How do I reduce server reconciliation time during pod scaling in a Service?

Issue

In Kubernetes, server reconciliation takes too long when pods attached to a Service scale. This affects real-time elasticity. Investigation shows that reconciliation time increases with the number of associated Ingress resources.

Solution

To improve server tuning efficiency, you can apply the following optimization measures:

  • Limit Ingress count: Attach no more than 30 Ingress resources to one Service.

  • Combine Ingress rules: If you have many Ingress resources, attach multiple Services to one Ingress. Define multiple forwarding rules in that Ingress to improve server reconciliation performance.

When using the Flannel plugin and Local-mode Services, how do I auto-assign node weights?

Issue

When using the Flannel plugin with Local-mode Services, traffic distribution across nodes is uneven. Some nodes carry higher loads than others. How do I auto-assign node weights based on pod count per node to achieve balanced traffic distribution?

Solution

Note

Starting with ALB Ingress Controller v2.13.1-aliyun.1, node weight auto-assignment is supported. Upgrade to the latest version to use this feature. For more information, see Upgrade ALB Ingress Controller components.

In Flannel clusters, when a Service is in Local mode, node weights are calculated as shown in the diagram below. In this example, application pods (app=nginx) run on three ECS instances. Service A exposes them externally.

Total number of backend pods in the Service

Description

Pod count ≤ 100

The ALB Ingress Controller sets each node’s weight to the number of pods on that node.
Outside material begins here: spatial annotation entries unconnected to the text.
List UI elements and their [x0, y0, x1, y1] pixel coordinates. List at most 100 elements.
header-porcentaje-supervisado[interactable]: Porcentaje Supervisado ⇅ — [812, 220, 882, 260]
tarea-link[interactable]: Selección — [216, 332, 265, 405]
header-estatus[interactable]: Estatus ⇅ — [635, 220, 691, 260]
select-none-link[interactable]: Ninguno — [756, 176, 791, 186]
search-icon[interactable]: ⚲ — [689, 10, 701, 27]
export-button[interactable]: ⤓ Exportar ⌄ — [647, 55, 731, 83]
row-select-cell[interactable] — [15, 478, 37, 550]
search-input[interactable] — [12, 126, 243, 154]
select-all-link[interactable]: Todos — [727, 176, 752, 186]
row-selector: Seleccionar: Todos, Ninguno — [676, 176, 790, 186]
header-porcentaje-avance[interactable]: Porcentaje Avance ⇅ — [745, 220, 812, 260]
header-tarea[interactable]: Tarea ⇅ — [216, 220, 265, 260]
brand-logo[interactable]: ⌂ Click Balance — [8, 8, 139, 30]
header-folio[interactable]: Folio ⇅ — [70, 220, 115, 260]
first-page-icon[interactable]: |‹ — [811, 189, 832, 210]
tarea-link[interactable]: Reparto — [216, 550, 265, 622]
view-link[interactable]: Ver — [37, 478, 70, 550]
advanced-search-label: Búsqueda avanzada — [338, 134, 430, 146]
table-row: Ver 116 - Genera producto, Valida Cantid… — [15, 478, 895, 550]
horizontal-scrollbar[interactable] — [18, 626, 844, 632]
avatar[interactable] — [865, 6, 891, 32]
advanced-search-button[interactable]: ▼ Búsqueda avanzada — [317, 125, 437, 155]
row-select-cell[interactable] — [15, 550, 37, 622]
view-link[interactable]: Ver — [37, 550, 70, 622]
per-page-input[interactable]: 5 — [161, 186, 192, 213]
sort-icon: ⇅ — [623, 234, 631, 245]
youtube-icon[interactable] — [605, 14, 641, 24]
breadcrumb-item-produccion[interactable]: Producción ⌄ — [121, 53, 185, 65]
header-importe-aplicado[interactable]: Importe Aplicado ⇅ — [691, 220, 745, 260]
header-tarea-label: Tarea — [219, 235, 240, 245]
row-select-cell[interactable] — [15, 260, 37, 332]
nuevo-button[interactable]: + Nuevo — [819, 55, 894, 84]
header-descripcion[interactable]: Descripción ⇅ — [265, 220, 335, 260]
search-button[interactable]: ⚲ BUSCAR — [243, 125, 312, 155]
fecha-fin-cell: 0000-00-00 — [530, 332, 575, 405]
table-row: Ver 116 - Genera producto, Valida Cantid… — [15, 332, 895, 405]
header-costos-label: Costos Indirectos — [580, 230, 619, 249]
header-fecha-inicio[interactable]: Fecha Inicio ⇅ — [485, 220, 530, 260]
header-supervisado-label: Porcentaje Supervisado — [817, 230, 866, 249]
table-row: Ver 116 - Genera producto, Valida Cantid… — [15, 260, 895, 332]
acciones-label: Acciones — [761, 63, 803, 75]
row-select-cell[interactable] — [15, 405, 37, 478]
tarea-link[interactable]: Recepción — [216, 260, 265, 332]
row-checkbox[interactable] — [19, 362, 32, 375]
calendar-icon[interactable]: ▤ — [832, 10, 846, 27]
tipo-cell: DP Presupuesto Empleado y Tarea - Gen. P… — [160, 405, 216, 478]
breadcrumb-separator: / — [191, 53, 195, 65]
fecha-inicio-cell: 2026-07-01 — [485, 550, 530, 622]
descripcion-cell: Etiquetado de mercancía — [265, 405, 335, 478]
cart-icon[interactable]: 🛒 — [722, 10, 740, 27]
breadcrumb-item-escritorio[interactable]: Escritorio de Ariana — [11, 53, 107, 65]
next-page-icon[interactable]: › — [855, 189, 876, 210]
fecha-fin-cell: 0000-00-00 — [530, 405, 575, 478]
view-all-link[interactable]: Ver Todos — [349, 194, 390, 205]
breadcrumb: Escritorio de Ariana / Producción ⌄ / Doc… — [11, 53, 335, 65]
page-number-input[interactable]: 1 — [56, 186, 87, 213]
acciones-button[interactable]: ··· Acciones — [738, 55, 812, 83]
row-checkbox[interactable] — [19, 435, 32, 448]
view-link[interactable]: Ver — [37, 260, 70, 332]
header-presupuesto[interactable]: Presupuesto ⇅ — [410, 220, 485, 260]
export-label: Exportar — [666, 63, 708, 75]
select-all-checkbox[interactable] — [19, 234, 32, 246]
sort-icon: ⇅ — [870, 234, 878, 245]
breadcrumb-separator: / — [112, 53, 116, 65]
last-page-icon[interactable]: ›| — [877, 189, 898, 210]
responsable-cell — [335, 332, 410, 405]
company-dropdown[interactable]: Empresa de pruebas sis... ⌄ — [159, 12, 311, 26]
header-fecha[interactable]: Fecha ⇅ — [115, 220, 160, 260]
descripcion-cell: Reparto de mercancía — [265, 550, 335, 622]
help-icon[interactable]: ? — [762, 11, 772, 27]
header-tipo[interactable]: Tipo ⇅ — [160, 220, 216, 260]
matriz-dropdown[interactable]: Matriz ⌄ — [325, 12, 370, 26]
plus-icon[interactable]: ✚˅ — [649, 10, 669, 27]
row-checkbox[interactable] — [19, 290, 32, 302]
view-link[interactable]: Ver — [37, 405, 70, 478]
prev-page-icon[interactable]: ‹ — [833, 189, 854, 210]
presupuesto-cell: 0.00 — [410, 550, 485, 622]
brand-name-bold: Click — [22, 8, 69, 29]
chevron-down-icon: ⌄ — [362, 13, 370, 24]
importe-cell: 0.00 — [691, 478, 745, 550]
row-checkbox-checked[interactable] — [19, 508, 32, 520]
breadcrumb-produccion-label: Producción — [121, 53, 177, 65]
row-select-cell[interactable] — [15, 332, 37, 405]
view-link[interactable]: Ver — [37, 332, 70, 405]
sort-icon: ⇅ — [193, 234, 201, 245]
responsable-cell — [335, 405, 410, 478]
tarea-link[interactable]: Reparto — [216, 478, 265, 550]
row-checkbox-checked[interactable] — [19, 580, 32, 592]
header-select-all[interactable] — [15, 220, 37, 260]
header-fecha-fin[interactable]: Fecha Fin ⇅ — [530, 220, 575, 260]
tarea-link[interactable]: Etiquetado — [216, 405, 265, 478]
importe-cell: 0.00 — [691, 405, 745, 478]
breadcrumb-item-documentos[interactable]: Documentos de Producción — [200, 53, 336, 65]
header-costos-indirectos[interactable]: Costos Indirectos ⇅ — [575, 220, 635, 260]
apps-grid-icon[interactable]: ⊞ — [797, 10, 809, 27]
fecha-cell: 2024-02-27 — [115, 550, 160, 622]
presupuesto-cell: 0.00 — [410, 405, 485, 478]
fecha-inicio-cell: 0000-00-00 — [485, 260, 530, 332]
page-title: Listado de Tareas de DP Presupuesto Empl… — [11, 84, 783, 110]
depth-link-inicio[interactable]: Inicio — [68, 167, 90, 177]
Example: As shown above, the three ECS instances have 1, 2, and 3 pods. Their weights are set to 1, 2, and 3. So traffic is distributed in a 1:2:3 ratio across the three ECS instances. This achieves more balanced pod load distribution.

Pod count > 100

The ALB Ingress Controller calculates node weight as the percentage of total pods running on that node.

Example: If the three ECS instances have 100, 200, and 300 pods, their weights are set to 16, 33, and 50. So traffic is distributed in a 16:33:50 ratio across the three ECS instances. This achieves more balanced pod load distribution.